Vol. 17 No. 9 · 11 May 1995

Tom Lubbock’s article on the current situation in the British art world seems to be about right (LRB, 6 April), but it raises two or more questions. Why would British champions of painting continue to identify themselves wholeheartedly with the ideas of Clement Greenberg? A great deal has gone on since the mighty Clem first put forward a theory for meaning-production in painting which could, in retrospect at least, be compared in its fundamentals to Jakobson’s idea about the literariness of language. I know lots of non-representational painters who don’t spend much time thinking about Greenberg, not least because they don’t agree with what he said about painting. Aren’t there any in Britain?

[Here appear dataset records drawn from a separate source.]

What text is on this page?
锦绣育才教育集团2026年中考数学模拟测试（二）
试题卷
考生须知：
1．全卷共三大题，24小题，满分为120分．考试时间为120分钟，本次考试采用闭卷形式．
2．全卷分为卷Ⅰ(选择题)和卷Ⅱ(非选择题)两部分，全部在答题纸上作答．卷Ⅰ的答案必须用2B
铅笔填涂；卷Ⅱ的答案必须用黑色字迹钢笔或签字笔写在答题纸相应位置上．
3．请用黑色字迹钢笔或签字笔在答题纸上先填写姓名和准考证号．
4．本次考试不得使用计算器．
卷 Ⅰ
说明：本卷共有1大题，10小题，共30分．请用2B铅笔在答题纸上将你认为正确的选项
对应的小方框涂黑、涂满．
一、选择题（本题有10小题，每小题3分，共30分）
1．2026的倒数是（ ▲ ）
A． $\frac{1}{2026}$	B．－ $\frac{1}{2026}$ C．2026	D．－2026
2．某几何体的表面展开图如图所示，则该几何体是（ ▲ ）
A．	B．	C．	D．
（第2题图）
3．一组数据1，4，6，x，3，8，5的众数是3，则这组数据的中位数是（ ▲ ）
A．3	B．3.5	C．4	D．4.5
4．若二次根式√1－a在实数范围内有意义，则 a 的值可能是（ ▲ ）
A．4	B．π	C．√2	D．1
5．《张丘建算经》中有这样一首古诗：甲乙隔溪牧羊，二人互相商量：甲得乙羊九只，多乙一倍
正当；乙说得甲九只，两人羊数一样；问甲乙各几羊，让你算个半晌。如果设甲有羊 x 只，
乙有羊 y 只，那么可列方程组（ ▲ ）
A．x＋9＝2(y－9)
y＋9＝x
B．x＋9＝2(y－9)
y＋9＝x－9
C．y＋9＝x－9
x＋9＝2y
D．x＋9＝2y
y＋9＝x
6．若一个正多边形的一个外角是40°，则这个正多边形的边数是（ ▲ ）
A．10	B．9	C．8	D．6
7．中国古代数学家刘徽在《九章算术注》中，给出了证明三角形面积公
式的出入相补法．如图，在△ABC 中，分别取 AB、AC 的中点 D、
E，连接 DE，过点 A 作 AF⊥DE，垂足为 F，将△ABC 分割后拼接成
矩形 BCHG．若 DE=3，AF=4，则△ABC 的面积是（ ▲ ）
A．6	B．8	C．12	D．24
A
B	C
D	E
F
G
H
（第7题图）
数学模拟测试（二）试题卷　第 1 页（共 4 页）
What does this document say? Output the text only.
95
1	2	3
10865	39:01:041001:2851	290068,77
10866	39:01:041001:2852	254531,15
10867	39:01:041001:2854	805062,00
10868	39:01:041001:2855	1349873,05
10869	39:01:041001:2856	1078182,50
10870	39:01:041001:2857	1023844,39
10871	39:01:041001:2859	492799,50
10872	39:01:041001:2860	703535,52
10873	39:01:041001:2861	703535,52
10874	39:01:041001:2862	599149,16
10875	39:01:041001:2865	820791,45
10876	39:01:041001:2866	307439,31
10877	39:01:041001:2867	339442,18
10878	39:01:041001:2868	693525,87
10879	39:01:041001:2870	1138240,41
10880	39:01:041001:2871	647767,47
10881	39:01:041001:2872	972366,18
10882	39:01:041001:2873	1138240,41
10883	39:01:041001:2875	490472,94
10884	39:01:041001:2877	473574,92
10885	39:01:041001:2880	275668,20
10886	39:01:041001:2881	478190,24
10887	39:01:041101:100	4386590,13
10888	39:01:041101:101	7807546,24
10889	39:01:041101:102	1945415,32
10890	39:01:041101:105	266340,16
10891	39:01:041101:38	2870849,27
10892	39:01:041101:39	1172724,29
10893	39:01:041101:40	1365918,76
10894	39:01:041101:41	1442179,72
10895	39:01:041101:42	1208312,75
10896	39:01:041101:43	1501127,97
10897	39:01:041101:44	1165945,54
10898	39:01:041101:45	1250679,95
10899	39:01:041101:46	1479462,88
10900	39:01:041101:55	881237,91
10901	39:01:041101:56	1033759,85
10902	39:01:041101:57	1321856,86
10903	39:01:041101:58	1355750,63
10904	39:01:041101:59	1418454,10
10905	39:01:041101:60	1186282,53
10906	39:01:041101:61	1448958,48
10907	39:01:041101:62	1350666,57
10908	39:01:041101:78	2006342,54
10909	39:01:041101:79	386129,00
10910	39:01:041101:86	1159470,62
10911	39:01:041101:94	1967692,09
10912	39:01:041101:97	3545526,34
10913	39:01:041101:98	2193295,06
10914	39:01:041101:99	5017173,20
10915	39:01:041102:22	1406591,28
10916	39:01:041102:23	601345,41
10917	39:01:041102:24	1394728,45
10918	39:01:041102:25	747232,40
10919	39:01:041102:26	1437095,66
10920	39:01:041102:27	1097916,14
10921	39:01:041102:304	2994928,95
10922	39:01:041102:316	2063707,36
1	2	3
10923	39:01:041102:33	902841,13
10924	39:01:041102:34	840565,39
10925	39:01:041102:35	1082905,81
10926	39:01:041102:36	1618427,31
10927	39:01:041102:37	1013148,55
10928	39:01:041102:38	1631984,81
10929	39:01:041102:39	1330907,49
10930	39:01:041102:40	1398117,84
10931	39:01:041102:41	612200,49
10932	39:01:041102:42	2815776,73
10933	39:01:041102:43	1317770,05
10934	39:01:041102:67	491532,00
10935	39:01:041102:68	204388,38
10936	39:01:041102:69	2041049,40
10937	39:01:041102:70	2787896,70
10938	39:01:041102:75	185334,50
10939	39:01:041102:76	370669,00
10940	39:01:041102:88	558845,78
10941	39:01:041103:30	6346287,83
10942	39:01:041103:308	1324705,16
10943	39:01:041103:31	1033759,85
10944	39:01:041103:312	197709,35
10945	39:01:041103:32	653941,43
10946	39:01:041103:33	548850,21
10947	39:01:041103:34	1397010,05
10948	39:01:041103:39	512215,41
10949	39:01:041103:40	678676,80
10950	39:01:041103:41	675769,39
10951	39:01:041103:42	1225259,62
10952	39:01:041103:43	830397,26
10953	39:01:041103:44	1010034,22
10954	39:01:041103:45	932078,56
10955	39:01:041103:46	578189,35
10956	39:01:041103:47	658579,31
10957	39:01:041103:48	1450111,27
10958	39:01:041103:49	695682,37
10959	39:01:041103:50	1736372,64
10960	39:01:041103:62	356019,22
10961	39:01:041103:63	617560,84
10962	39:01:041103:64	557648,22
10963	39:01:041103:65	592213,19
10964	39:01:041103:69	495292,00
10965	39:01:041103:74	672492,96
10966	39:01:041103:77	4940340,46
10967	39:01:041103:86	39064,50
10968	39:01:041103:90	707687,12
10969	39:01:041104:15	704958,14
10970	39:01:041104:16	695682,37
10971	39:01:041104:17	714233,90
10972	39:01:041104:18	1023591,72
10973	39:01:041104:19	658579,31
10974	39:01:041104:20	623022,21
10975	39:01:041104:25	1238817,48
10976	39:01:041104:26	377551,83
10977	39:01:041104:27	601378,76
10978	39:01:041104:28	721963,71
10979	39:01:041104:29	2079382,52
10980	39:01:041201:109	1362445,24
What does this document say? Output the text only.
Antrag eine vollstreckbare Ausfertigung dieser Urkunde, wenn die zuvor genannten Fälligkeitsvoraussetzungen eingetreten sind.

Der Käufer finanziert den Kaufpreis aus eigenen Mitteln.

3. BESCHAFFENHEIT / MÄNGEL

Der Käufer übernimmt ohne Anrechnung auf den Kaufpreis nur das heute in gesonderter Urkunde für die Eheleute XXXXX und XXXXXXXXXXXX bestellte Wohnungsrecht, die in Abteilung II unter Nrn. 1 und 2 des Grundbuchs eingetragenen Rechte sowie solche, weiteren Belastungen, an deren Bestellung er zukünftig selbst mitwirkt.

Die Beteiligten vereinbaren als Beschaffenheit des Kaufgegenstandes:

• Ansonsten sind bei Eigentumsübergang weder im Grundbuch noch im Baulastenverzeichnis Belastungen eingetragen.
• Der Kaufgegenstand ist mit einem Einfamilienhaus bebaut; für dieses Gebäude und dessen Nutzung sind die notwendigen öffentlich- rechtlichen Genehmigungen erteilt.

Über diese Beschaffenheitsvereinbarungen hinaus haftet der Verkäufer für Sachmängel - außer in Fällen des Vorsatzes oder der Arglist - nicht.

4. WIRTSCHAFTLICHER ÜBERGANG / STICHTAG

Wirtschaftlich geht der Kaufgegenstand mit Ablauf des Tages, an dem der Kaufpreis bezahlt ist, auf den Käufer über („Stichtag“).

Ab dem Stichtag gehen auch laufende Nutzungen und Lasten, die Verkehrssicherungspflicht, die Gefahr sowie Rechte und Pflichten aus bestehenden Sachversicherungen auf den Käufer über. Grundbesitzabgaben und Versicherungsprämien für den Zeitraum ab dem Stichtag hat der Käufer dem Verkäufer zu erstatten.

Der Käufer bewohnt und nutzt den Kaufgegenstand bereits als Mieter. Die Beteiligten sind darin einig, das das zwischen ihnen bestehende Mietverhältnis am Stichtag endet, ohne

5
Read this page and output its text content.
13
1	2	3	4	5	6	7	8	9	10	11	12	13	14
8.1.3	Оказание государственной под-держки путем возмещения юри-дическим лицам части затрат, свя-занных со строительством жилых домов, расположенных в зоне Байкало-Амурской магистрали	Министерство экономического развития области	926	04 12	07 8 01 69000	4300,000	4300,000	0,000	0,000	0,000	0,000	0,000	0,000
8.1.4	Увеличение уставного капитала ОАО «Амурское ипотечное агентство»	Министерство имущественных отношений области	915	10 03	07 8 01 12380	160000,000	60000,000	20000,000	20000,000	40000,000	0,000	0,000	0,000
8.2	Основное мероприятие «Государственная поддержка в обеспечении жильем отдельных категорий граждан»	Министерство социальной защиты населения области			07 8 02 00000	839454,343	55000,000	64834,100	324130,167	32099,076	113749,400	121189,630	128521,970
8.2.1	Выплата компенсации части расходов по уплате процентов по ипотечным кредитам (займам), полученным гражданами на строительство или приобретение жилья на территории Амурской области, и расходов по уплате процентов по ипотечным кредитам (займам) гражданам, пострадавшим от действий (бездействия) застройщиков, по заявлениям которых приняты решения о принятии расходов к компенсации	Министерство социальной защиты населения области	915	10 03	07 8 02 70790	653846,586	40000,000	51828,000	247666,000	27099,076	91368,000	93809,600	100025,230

There’s something revealing and, in that, distressing about the British seeing the conflict as one between Duchamp and Greenberg rather than between Duchamp and Matisse. This, to my mind, suggests that the most profound disabilities of the British tradition in painting are still alive and well – they still won’t let it be about anything but a good idea. One must simultaneously be struck by the absence of any interest in revising, or otherwise expressing scepticism towards, Duchamp-Warhol. After twenty-five years of the hegemony of Pop-Conceptual historicism, which has culminated in an international style whose British version Lubbock describes, I think, pretty accurately, is there no stirring, in Newcastle or Notting Hill, of any scepticism towards the present dogma which is not itself a return to an earlier one?